I was reading the newspaper a couple of days ago and I came across an Associated Press story quoting professor and anthropologist Richard Leakey. It struck me how appropriate this might be when thinking about bunkai and what may have befallen karate in the 20th century. I have often wondered--and been alternately perplexed and exasperated--about the different schools/kans of Goju-ryu and how there are noticeable differences in their kata. Why, if they all studied under Miyagi Chojun sensei or even, in some cases, under Higashionna sensei? Some people have suggested that the katas differ because the teachers are emphasizing different bunkai. But if a kata is meant to aid memory--that is, if the kata itself is a memory aid so that one doesn't forget the bunkai, it doesn't really make sense to change the kata. Rather, I've come to believe, though admittedly on scant evidence, that the different ways of doing some of the katas--there are exceptions--were different ways of doing the same bunkai. But all of that's perhaps neither here nor there.

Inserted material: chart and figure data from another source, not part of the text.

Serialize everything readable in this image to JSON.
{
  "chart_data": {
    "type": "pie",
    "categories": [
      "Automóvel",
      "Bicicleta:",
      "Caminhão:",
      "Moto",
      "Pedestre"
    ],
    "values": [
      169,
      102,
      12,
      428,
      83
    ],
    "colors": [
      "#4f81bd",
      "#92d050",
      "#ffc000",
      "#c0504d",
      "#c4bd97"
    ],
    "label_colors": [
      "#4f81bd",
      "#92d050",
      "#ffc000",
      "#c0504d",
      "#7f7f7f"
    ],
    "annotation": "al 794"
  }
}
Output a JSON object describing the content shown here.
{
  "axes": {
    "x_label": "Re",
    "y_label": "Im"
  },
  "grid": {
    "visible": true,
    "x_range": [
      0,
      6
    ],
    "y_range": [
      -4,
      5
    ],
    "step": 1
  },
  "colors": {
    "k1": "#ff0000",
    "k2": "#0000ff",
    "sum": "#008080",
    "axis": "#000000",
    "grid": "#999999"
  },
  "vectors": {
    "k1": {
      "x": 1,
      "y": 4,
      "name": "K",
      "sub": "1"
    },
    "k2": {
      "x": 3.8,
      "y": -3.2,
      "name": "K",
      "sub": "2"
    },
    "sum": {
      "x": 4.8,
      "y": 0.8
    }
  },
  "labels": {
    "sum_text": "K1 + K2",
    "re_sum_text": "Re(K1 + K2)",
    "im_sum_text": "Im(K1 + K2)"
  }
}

|Seiunchin elbow technique|
|Seiunchin elbow bunkai|
If, as Richard Leakey suggests, extinction is more the norm and preservation the exception, could this be what happened to an understanding of karate in the 20th century? Certainly we have the forms/katas, but the wide disparity in bunkai--in the analysis of kata--suggests to me that perhaps something has been lost. Perhaps true understanding has been lost. Or principles. Or bunkai. The "environmental change" that Leakey refers to in this case would be the atmosphere in pre-WWII Japan. Read the notes of the 1936 gathering of karate masters and how discussion turns to de-emphasizing the martial or lethal nature of karate and turns to stressing physical fitness for the public. The climate and the environment was changing and this may have driven karate to change as well. It may not have died off. It may not be a case of extinction, but it is very likely that something may have been "lost," left to the archaeologists to recover, to piece together from the scant evidence we have, the bones. But it's a guess in any case, isn't it?